O referido tribunal certificou o seguinte:

Procedeu-se ao julgamento com a observância das formalidades legais e da discussão da causa provou-se que várias pessoas mexiam nas laranjas, pelo menos cinco, que a contagem não foi feita na presença do réu e que uma das pessoas que mexeu nas laranjas foi um tal ... que andava de relações cortadas com o réu. Nenhuma testemunha garantiu que o réu se tivesse locupletado com o dinheiro das 741 laranjas. Nestes termos, julgo improcedente a acusação e consequentemente absolvo o réu e mando-o em paz e liberdade.

d) A pedido do arguido foi autorizada a revisão do processo disciplinar por despacho ministerial de 1 de Fevereiro de 1963.

Afirmou no relatório respectivo o instrutor que os factos em que o tribunal baseou a absolvição eram conhecidos dos processos de inquérito e disciplinar a que aquele fora sujeito, mas não fora dada a essas «circunstâncias a valoração adequada e merecida». E conclui:

Dando-se como não provadas e improcedentes as acusações formuladas contra o reclamante e relacionadas com a pesagem do pão em 1955 e 1958 e com a falta de laranjas, convém julgar procedente a revisão e assim revogar o despacho de S. Ex.a o Ministro da Saúde e Assistência, datado de 27 de Novembro de 1961, na parte em que aplicou ao ... a pena de demissão do cargo de servente dos Hospitais da Universidade.

Não deixou de ser estranhâvel que um mesmo quadro factual servisse tão desencontradas conclusões, variáveis de processo para processo, de instrutor para instrutor. Se havia legítimas dúvidas quanto à reconstituição do que efectivamente aconteceu, se se constatou a impossibilidade de as desfazer (face a «blocos» antagónicos que se atêm coerentemente à sua versão dos acontecimentos), poderia haver ainda assim fundamento para condenação disciplinar do arguido, mas já não seria justo que se lhe aplicasse, de ânimo leve, a mais pesada das sanções.

Na verdade, o não apuramento do que na realidade se passou não pode, por exemplo no caso das decisões judiciais, obstar a que se julgue.

A tal servem as regras do ónus da prova. Regras que levaram, no caso concreto, à absolvição do réu em tribunal. Melhor prova não se fez no processo disciplinar (note-se que para o primeiro instrutor qualquer dos funcionários que trabalhavam na despensa pode ter feito o desvio da fruta; para o segundo, guiado por mera convicção subjectiva, o reclamante é culpado e o participante e as suas testemunhas são merecedoras de confiança em função de uma actuação psicologicamente mais adequada no processo; para o último, subsistem as maiores dúvidas quanto aos responsáveis e aos motivos do desaparecimento das laranjas).

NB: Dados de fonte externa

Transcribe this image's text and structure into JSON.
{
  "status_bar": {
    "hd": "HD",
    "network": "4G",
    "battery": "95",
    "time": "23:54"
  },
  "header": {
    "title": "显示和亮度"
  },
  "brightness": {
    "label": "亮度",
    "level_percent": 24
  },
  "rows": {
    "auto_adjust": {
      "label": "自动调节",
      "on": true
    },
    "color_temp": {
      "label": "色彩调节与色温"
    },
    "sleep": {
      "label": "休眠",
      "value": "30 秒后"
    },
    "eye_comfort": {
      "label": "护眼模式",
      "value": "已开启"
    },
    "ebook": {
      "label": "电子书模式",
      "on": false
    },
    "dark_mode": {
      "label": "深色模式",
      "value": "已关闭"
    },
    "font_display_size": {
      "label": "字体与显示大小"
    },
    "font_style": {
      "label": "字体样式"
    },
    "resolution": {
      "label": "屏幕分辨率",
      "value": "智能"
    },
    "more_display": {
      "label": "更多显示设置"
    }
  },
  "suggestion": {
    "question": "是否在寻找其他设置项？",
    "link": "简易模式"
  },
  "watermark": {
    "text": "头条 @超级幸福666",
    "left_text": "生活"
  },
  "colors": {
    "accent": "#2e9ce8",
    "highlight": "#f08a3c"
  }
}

Não obstante, sendo o estatuto disciplinar regido por outras linhas mestras, ao arguido poderia talvez ser assacada responsabilidade por negligência (ele não conferiu a fruta comprada, procedimento, aliás, habitual, pois os vendedores costumavam mandar

sempre unidades a mais; assim havia sempre um saldo real superior ao número escriturado, só estando em causa no processo aquele, pois este último estava certo).

De jure constituendo várias considerações pareceram oportunas, desde logo, quanto ao desrespeito aqui verificado do princípio in dúbio pro reo. Igualmente condenável pareceu o facto de tirar da aplicação de penas disciplinares consequências mais ou menos gravosas em matéria de segurança social, que àquela è, ou deve ser, totalmente alheia. Os direitos que os indivíduos adquirem no campo de segurança social devem ser considerados invioláveis, em caso algum podendo ser postos na disponibilidade de quaisquer entidades públicas, pois correspondem a deveres estaduais (ou paraestaduais) que cobrem necessidades básicas e não a favores, discricionaria-mente retirados. De resto, numa sociedade empenhada na via socialista qual pode ser o significado da perda do direito à aposentação ou do direito à saúde.

Não pareceu mesmo que fosse despiciendo que com carácter de urgência fosse feita à Administração Pública uma recomendação no sentido de rever imediatamente os Estatutos Disciplinares e de Aposentação na parte em que admitem a repercussão jurídica de sanções disciplinares nos aspectos caracteristicamente de segurança social, por forma que a aplicação daquelas sanções deixe imprejudicados a contagem de tempo e o direito à aposentação [v. disposto nos artigos 13.°, §§ 1.°, 2.°, 3.°, alínea 6), e 5.°, alínea a), do Estatuto Disciplinar e 76.° do Estatuto de Aposentação].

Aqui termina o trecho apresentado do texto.